2. Sur la résistance abusive
S’agissant de la demande de dommages et intérêts pour résistance abusive, il est rappelé que le droit d’ester en justice, tout comme la résistance à une telle action, est un droit fondamental qui ne dégénère en abus qu’en cas de mauvaise foi, de légèreté blâmable ou d’intention malveillante ; qu’en outre, le simple fait de succomber à une instance n’établit pas à elle seule l’abus invoqué.
Or, au cas d’espèce, la SA EMEIS, qui succombe en ses prétentions, ne démontre nullement la réalité de l’abus dont elle se prévaut, de sorte qu’elle sera déboutée de ses prétentions à ce titre.
3. Sur les demandes accessoires
Compte tenu de l’issue du litige, il est équitable de rejeter les prétentions de la SA EMEIS au titre des frais irrépétibles, et de la condamner aux dépens par application de l’article 696 du Code de procédure civile.
Il est en outre rappelé que la présente décision est de droit exécutoire à titre provisoire par application de l’article 514 du Code de procédure civile.
PAR CES MOTIFS
Le Tribunal judiciaire de Reims, statuant publiquement et par mise à disposition au greffe, par jugement réputé contradictoire rendu en premier ressort,
DEBOUTE la SA EMEIS de l’intégralité de ses prétentions, en ce compris celles relatives aux frais irrépétibles ;
CONDAMNE la SA EMEIS aux dépens ;
RAPPELLE que la présente décision est de droit exécutoire à titre provisoire.
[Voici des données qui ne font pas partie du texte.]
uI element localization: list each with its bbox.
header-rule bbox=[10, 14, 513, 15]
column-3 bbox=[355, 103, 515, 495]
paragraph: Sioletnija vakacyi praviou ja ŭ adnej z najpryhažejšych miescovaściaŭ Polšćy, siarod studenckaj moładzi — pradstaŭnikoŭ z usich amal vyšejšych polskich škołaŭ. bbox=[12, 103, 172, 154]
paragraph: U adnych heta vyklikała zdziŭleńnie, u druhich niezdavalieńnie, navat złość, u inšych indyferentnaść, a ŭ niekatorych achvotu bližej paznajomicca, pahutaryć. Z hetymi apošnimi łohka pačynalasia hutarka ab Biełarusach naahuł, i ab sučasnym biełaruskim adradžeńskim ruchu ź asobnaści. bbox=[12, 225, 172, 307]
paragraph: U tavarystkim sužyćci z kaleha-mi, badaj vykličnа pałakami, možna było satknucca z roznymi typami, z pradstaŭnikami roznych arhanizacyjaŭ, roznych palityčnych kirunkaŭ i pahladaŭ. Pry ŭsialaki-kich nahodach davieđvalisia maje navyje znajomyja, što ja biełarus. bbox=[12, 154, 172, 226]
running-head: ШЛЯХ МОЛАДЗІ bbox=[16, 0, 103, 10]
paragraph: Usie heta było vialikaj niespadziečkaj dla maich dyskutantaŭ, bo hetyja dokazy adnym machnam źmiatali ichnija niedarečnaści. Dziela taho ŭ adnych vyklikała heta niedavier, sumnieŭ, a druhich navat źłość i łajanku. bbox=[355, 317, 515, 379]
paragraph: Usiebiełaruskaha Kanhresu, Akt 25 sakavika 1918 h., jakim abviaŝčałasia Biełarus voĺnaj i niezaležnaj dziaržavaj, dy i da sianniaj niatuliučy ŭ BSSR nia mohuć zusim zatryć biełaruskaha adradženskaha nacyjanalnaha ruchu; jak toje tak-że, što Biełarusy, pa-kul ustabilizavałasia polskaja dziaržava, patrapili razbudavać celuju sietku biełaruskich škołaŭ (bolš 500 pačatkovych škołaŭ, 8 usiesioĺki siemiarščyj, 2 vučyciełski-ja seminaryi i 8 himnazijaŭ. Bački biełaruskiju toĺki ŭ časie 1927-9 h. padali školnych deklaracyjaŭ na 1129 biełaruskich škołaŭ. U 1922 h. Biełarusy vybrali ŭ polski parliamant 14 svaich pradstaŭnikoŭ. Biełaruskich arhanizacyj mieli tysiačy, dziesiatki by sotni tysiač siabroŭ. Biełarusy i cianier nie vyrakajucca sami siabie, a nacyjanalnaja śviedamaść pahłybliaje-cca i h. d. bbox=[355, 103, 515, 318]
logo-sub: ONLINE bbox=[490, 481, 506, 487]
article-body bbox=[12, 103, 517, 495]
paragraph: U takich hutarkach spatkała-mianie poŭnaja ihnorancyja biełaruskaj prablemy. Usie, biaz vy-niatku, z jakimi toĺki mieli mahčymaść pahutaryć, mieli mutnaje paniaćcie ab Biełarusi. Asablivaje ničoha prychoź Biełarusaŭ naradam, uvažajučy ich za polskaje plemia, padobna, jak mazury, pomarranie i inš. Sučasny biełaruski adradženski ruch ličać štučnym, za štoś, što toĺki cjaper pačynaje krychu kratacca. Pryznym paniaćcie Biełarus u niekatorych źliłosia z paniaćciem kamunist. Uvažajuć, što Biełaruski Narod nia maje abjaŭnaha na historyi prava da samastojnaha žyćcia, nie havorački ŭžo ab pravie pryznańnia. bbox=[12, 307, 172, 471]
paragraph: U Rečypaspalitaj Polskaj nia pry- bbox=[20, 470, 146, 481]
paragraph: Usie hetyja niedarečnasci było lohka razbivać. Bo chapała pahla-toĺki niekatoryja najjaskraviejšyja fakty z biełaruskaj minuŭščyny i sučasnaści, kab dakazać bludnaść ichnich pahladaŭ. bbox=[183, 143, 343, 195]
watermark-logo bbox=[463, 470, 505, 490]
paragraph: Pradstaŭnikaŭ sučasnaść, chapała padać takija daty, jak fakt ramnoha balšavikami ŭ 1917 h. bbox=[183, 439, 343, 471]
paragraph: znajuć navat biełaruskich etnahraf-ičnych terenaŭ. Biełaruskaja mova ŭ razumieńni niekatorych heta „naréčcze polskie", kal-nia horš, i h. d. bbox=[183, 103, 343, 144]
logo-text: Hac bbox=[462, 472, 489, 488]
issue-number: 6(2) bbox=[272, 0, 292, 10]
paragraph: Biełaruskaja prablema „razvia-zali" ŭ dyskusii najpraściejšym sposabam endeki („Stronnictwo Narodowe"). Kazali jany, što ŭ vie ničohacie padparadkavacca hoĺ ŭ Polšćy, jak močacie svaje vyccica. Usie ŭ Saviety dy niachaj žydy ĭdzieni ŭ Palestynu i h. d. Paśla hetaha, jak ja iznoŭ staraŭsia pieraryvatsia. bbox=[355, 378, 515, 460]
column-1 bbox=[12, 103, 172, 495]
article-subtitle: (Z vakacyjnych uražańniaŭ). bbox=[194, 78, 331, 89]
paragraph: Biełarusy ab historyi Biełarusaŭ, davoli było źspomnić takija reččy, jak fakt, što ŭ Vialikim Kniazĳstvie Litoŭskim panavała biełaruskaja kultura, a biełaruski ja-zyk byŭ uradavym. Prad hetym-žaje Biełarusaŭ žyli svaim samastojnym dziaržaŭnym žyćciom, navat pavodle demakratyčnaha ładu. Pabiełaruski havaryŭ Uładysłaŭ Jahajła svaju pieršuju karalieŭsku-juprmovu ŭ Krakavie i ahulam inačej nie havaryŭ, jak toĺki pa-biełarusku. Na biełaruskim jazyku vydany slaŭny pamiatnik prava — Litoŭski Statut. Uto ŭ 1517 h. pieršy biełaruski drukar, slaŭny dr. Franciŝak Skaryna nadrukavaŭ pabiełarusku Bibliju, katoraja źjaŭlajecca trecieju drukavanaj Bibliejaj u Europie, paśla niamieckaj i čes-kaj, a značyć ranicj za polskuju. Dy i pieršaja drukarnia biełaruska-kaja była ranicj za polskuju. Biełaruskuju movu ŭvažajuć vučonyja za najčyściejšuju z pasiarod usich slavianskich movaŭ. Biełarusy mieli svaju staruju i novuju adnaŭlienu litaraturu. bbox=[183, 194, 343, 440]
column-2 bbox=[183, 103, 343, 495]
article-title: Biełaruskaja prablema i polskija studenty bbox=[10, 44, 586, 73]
Ainsi jugé et prononcé par mise à disposition du jugement au greffe du Pôle Civil, le 5 septembre 2025, les parties en ayant été préalablement avisées dans les conditions prévues au deuxième alinéa de l’article 450 du Code de Procédure Civile, la minute étant signée par Benoit LEVE, vice-président, statuant en qualité de juge unique conformément aux dispositions des articles 812 et suivants du code de procédure civile, et par Alan COPPE, greffier ayant assisté au prononcé, auquel la minute de la décision a été remise par le magistrat signataire.